Spindex (Speech Index) Improves Auditory Menu Acceptance and Navigation Performance
Myounghoon Jeon, Bruce N. Walker · 2011 · ACM Transactions on Accessible Computing · doi:10.1145/1952383.1952385
Summary
This paper introduces the "spindex" (speech index), a novel auditory cue designed to improve navigation through spoken menus on mobile devices. The spindex works by pronouncing the first letter of each menu item before the full text-to-speech (TTS) rendering—analogous to the visual index tabs on the edge of a dictionary or phone book. When users scroll rapidly through an alphabetized list, they hear "A...A...A...B...B...C..." which helps them quickly identify their location without listening to complete item names. The researchers conducted three experiments with iterative design refinements. The first experiment with 25 sighted undergraduate participants established that spindex cues significantly improved navigation speed compared to TTS alone, with the benefit more pronounced for longer lists (150 items vs 50 items). The second experiment tested four spindex design variants: basic (full volume on every item), attenuated (20dB quieter after the first letter in each category), decreased (gradually fading within each letter category), and minimal (cue only on category boundaries). All variants outperformed TTS-only, but users preferred the attenuated and decreased versions for their reduced intrusiveness while maintaining navigational benefit. The third experiment extended testing to 16 blind and visually impaired adults recruited from the Center for the Visually Impaired in Atlanta and Georgia Industries for the Blind. This population was essential for validating the design with the primary target users of auditory interfaces.
Key findings
The spindex consistently improved menu navigation performance across all three experiments. In Experiment 1, the TTS+spindex condition averaged 10,292ms compared to 11,606ms for TTS-only—a statistically significant improvement that increased with list length. Critically, spindex required less learning time than plain TTS; performance with spindex plateaued by Block 2, while TTS-only continued improving through Block 3. For visually impaired participants in Experiment 3, TTS+spindex averaged 21,308ms versus 28,117ms for TTS-only—a 24% improvement. When asked to choose their preferred design, no participant selected TTS-alone. Eight chose the basic spindex and six chose the attenuated version, with only one selecting decreased or minimal. This contrasted with sighted participants who preferred the attenuated version for its aesthetic qualities.
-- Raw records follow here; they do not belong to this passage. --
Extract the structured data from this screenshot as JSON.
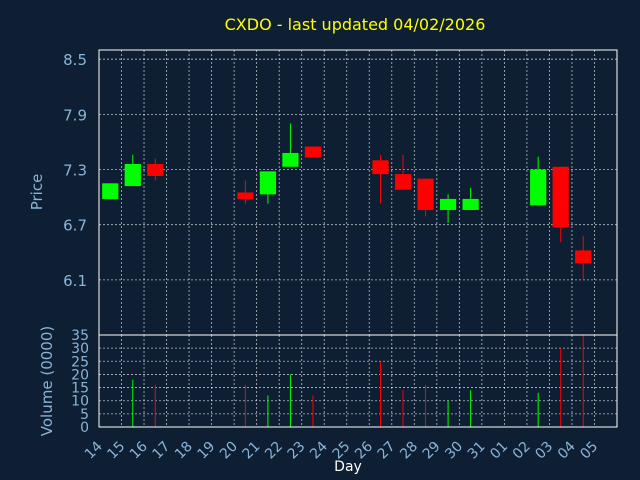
{
  "colors": {
    "background": "#0f1f33",
    "title": "#ffff00",
    "axis_text": "#8ab4d8",
    "label_text": "#ffffff",
    "grid": "#ffffff",
    "border": "#ffffff",
    "up": "#00ff00",
    "down": "#ff0000"
  },
  "chart_data": {
    "type": "candlestick",
    "title": "CXDO - last updated 04/02/2026",
    "price_panel": {
      "ylabel": "Price",
      "ylim": [
        5.5,
        8.6
      ],
      "yticks": [
        8.5,
        7.9,
        7.3,
        6.7,
        6.1
      ]
    },
    "volume_panel": {
      "ylabel": "Volume (0000)",
      "ylim": [
        0,
        35
      ],
      "yticks": [
        0,
        5,
        10,
        15,
        20,
        25,
        30,
        35
      ]
    },
    "xlabel": "Day",
    "x_labels": [
      "14",
      "15",
      "16",
      "17",
      "18",
      "19",
      "20",
      "21",
      "22",
      "23",
      "24",
      "25",
      "26",
      "27",
      "28",
      "29",
      "30",
      "31",
      "01",
      "02",
      "03",
      "04",
      "05"
    ],
    "grid": true,
    "candles": [
      {
        "day": "14",
        "open": 6.98,
        "close": 7.15,
        "high": 7.15,
        "low": 6.98
      },
      {
        "day": "15",
        "open": 7.12,
        "close": 7.36,
        "high": 7.46,
        "low": 7.12
      },
      {
        "day": "16",
        "open": 7.36,
        "close": 7.23,
        "high": 7.42,
        "low": 7.18
      },
      {
        "day": "20",
        "open": 7.05,
        "close": 6.98,
        "high": 7.18,
        "low": 6.93
      },
      {
        "day": "21",
        "open": 7.03,
        "close": 7.28,
        "high": 7.28,
        "low": 6.93
      },
      {
        "day": "22",
        "open": 7.33,
        "close": 7.48,
        "high": 7.8,
        "low": 7.33
      },
      {
        "day": "23",
        "open": 7.55,
        "close": 7.43,
        "high": 7.55,
        "low": 7.43
      },
      {
        "day": "26",
        "open": 7.4,
        "close": 7.25,
        "high": 7.46,
        "low": 6.93
      },
      {
        "day": "27",
        "open": 7.25,
        "close": 7.08,
        "high": 7.46,
        "low": 7.08
      },
      {
        "day": "28",
        "open": 7.2,
        "close": 6.86,
        "high": 7.2,
        "low": 6.79
      },
      {
        "day": "29",
        "open": 6.86,
        "close": 6.98,
        "high": 7.03,
        "low": 6.72
      },
      {
        "day": "30",
        "open": 6.86,
        "close": 6.98,
        "high": 7.1,
        "low": 6.86
      },
      {
        "day": "02",
        "open": 6.91,
        "close": 7.3,
        "high": 7.44,
        "low": 6.91
      },
      {
        "day": "03",
        "open": 7.33,
        "close": 6.67,
        "high": 7.33,
        "low": 6.51
      },
      {
        "day": "04",
        "open": 6.42,
        "close": 6.28,
        "high": 6.58,
        "low": 6.1
      }
    ],
    "volume": [
      {
        "day": "15",
        "value": 18,
        "dir": "up"
      },
      {
        "day": "16",
        "value": 16,
        "dir": "down"
      },
      {
        "day": "20",
        "value": 16,
        "dir": "down"
      },
      {
        "day": "21",
        "value": 12,
        "dir": "up"
      },
      {
        "day": "22",
        "value": 20,
        "dir": "up"
      },
      {
        "day": "23",
        "value": 12,
        "dir": "down"
      },
      {
        "day": "26",
        "value": 25,
        "dir": "down"
      },
      {
        "day": "27",
        "value": 14,
        "dir": "down"
      },
      {
        "day": "28",
        "value": 16,
        "dir": "down"
      },
      {
        "day": "29",
        "value": 10,
        "dir": "up"
      },
      {
        "day": "30",
        "value": 14,
        "dir": "up"
      },
      {
        "day": "02",
        "value": 13,
        "dir": "up"
      },
      {
        "day": "03",
        "value": 30,
        "dir": "down"
      },
      {
        "day": "04",
        "value": 35,
        "dir": "down"
      }
    ]
  }
}
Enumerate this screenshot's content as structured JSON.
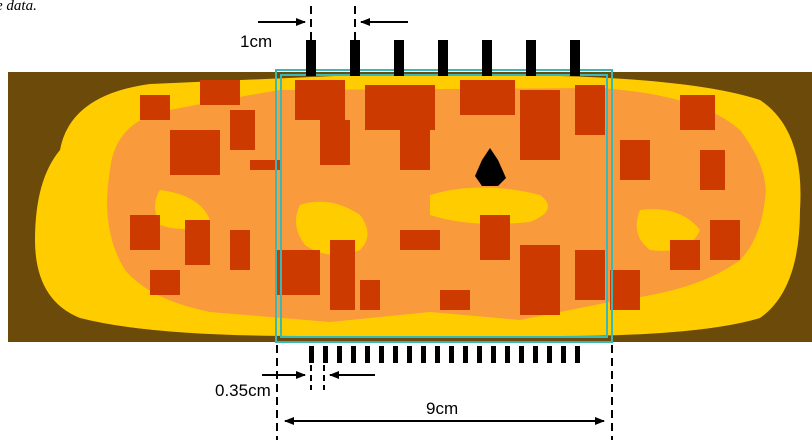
{
  "caption": "e data.",
  "labels": {
    "top_spacing": "1cm",
    "bottom_spacing": "0.35cm",
    "width": "9cm"
  }
}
A revealing difference emerged in subjective ratings: visually impaired participants rated both conditions less annoying than sighted participants did (1.35 vs 4.92 for TTS-only; 1.88 vs 6.24 for TTS+spindex). The authors attribute this to visually impaired users viewing auditory displays as a necessity rather than an optional enhancement, leading to greater tolerance and appreciation. Visually impaired users also valued clarity over the "fun" factor that sighted users enjoyed in attenuated designs.
Relevance
The spindex represents a practical, low-cost enhancement that can be implemented with minimal programming—TTS engines can generate the cues dynamically without storing additional audio files. This makes it immediately applicable to mobile applications, MP3 players with large libraries, and any alphabetized auditory interface. The research highlights an important tension in assistive technology design: performance optimization versus user preference. All spindex variants improved navigation speed, but the minimal version—despite equivalent performance—was rejected by users who wanted continuous feedback about their location. This validates the principle that assistive technology must feel helpful, not just be measurably effective. The study also demonstrates the importance of including target users throughout the design process rather than only using blindfolded sighted proxies. Visually impaired participants showed distinctly different preferences (favoring clarity over aesthetic refinement) and had higher baseline acceptance of auditory interfaces. For practitioners, the attenuated spindex offers the best compromise between sighted and visually impaired user preferences, making it suitable for universal design contexts where both populations will use the same interface.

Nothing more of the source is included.